30 March 2017 | General Interest

STAR WEEKLY - BRIMBANK & NORTH WEST

MARCH 14, 2017 9:00 AM
BY ALEXANDRA LASKIE

Seven Brimbank schools are among the 400 best performers in Australia, singled out for “substantially above average gains” in NAPLAN test results.

Last Wednesday, the schools – St Paul’s Catholic, St Peter’s Catholic, Glengala, Sunshine, Holy Eucharist Catholic and Stevensville primary schools and St Albans Secondary College – were notified of their students’ “significant” progress from year 3 to year 5, or year 7 to year 9 in either numeracy or literacy, based on the latest test results as notified by the Australian Curriculum, Assessment and Reporting Authority (ACARA).

The statutory authority invited the schools to talk about how they achieved these gains so they can help other schools learn from them.

“Gains of this magnitude are significant and worthy of acknowledgement,” an ACARA statement read. ACARA chief executive Robert Randall said while NAPLAN tests only a sample of what students learn during the year, and that “schools are more than their NAPLAN results”, the tests do provide parents with data that allows them to compare results between schools with students from similar socio-economic backgrounds.

“We all need to do more to celebrate and promote where schools have made a significant improvement to student learning, and then work to expect and support improvement across more schools,” Mr Randall said.

St Paul’s Catholic primary school principal Damian Casamento said the school had focused on developing pupils’ oral skills as a way of improving their reading and writing.

He said pupils are encouraged to tell stories that link to the school curriculum, and then write them down.

“It’s not organised role play, but it’s a bit more structured than free play,” he said. “And we link it to their units of inquiry.”

Sunshine West primary school year 5 pupils’ NAPLAN results have jumped from band 4.5, when they were in year 3, to band 6 last year, with the greatest improvements in writing skills.

Mr Casamento said the school had also drawn more on the strengths of its teaching staff.

“We have a numeracy intervention teacher and a full-time literacy teacher who work across all classrooms,” he said. “It’s about finding out the needs of the children, and also using data to show where we need more investment.”

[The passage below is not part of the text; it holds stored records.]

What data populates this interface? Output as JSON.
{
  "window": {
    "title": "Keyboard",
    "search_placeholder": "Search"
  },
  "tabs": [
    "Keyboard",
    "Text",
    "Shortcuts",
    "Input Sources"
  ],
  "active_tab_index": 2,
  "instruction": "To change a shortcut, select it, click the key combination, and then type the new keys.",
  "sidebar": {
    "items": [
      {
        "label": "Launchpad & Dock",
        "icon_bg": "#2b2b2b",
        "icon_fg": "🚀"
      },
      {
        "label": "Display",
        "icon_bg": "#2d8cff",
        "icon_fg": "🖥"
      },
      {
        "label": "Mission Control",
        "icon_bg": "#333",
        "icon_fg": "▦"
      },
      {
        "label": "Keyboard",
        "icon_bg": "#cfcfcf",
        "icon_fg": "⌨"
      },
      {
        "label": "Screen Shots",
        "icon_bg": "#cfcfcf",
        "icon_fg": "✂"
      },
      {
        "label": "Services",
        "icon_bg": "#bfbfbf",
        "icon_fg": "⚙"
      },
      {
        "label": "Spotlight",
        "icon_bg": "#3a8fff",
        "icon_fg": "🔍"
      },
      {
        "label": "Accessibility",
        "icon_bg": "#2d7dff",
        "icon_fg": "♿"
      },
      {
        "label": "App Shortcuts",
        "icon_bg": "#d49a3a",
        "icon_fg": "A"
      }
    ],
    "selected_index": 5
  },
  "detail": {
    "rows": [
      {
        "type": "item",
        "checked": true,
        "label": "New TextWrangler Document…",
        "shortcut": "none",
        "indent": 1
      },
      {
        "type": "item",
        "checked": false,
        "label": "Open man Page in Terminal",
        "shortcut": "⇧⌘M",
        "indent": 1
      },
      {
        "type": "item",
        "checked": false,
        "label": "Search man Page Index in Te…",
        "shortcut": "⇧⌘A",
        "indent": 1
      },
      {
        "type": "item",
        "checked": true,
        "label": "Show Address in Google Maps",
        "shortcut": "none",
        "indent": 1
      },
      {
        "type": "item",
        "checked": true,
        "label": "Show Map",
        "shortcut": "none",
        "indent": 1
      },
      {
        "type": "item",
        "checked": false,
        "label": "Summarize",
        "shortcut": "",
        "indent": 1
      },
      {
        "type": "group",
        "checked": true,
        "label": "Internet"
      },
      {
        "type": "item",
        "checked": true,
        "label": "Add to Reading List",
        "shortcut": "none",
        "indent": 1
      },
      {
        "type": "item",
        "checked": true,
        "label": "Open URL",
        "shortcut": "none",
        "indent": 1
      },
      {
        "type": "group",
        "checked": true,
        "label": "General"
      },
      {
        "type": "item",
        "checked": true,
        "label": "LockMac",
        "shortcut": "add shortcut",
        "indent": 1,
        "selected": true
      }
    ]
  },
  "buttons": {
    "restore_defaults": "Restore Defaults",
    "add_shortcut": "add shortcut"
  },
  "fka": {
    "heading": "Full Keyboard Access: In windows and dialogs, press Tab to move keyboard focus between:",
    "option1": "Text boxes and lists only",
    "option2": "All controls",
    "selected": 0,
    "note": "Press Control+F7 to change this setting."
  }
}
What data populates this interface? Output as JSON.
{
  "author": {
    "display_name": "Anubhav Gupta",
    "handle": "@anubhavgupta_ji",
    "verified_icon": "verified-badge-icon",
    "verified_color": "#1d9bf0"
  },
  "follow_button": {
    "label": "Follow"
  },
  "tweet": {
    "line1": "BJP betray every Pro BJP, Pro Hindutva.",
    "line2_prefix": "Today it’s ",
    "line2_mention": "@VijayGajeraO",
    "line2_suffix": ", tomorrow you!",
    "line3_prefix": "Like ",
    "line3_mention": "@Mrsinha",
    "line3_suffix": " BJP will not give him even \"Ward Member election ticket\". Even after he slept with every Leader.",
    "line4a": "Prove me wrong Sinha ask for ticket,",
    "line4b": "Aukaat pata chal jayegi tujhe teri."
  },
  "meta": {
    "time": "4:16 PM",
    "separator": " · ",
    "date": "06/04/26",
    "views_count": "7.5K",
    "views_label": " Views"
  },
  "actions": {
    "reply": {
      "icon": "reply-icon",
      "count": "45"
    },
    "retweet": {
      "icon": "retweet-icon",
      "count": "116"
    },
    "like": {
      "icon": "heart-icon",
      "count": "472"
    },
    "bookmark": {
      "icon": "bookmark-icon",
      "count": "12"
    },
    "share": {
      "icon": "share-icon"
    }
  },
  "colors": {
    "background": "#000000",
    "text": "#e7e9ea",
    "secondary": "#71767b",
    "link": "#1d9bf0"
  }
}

Despite the school’s exemplary NAPLAN performance, Mr Casamento said the annual tests don’t detract from the school curriculum.

“We don’t send copious pages home to practice exams. I try and keep it low-key,” he said. “We want our NAPLAN results to be as good as they can be, but it’s just one tool [to measure performance].”

The 400 top schools were singled out based on overall gains compared to previous years, and gains compared to schools where students have similar levels of educational advantage.